7) Award various "High School Diplomas" -- General Education, Trade Education, Business Education, College Prep, Technical Prep, etc. All of these will be credit -- and therefore competency-test based.

8) Anyone 18 or under can go to any school at any time.

9) All classes are open-enrollment and capped for attendance solely at teacher discretion.

10) No school campus should have more than 500 students. When 125% of capacity is reached, the community must find and provide new housing (I hear abandoned Wal-Marts are readily available for conversion. . .).
11) All campuses will incorporate any grade-levels a teacher wishes to teach/the students wish to learn.

12) All campuses will incorporate any subjects a teacher wishes to teach/the students wish to learn. This includes all arts, trades, humanities, sciences, etc. up to and most definitely traditionally "extra-curricular activities" and sports. If a competent adult is willing to teach children how to do it and children are willing to learn and work it can be done.

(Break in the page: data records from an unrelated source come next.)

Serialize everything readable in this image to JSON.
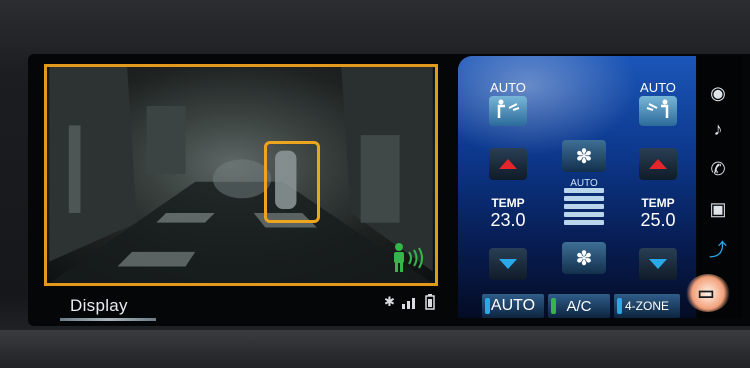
{
  "night_view": {
    "display_label": "Display"
  },
  "climate": {
    "left": {
      "auto_label": "AUTO",
      "temp_label": "TEMP",
      "temp_value": "23.0"
    },
    "right": {
      "auto_label": "AUTO",
      "temp_label": "TEMP",
      "temp_value": "25.0"
    },
    "fan": {
      "mode_label": "AUTO"
    },
    "buttons": {
      "auto": "AUTO",
      "ac": "A/C",
      "zone": "4-ZONE"
    }
  },
  "side_menu": {
    "items": [
      {
        "icon": "navigation-icon",
        "glyph": "◉"
      },
      {
        "icon": "music-icon",
        "glyph": "♪"
      },
      {
        "icon": "phone-icon",
        "glyph": "✆"
      },
      {
        "icon": "picture-icon",
        "glyph": "▣"
      },
      {
        "icon": "seat-climate-icon",
        "glyph": "⤴"
      },
      {
        "icon": "camera-display-icon",
        "glyph": "▭"
      }
    ]
  },
  "colors": {
    "highlight_orange": "#e39a1c",
    "pedestrian_green": "#35b54a",
    "temp_up_red": "#e4262c",
    "temp_down_blue": "#2aa9e8",
    "climate_blue": "#1b56b8"
  }
}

13) This may be restating (5) but attendance in classes is not mandatory. We should care that students learn, not that they breathe the same air as us.


3 comments:

Kirby Olson said...

Pretty good. I don't make attendance mandatory but I do encourage it by offering an extra third of a grade for those who miss less than two classes per semester. This is because if they are there, they aren't missing explanations, so can get the whole semester intact. I think they then get more.

I will think more about this. I think it's good to have big plans, and try to get it all down.

It's something the left won't do.

Even when they do write it all down, they won't let us see it.

Donny Duke said...

The School Yard

Find the application that poets and sees do.
Construction of policy.
We regard a serious matter.
I don’t know what they’re doin’.
This is a menu,
Public education.
Dehydration
Of not only the people
But also the ideas.
Mr. Alison’s tough.
He writes on his brain.
I’m tellin’ yah,
Ignore the heart,
And society will lose its head.
I’m compulsory.
These are feelings in touch.
What a wounded school.
You’ll have to say goodbye
To so many of its students.
We don’t make you go to school.
Kid, do what you feel like.
Your whim is what governs here.
Ever held a teenager under a star?
It’s a reach they grow to
If it’s the star their soul is set to.
Here maybe teachers can learn to read.
Now where is our education’s plan,
Is that all to learn to read?
I’m looking at existence.
Is there a navigation’s sum?
High you’re the teacher.

Donny Duke

Alrenous said...

I'm almost completely sure #5 automatically creates #1-4.

Also, blah.

To the 90%+ test for credit, you need to add extracurricular guidance. Near 90%, it's not going to be worth taking the class itself, but it may be quite difficult to independently find the necessary books etc.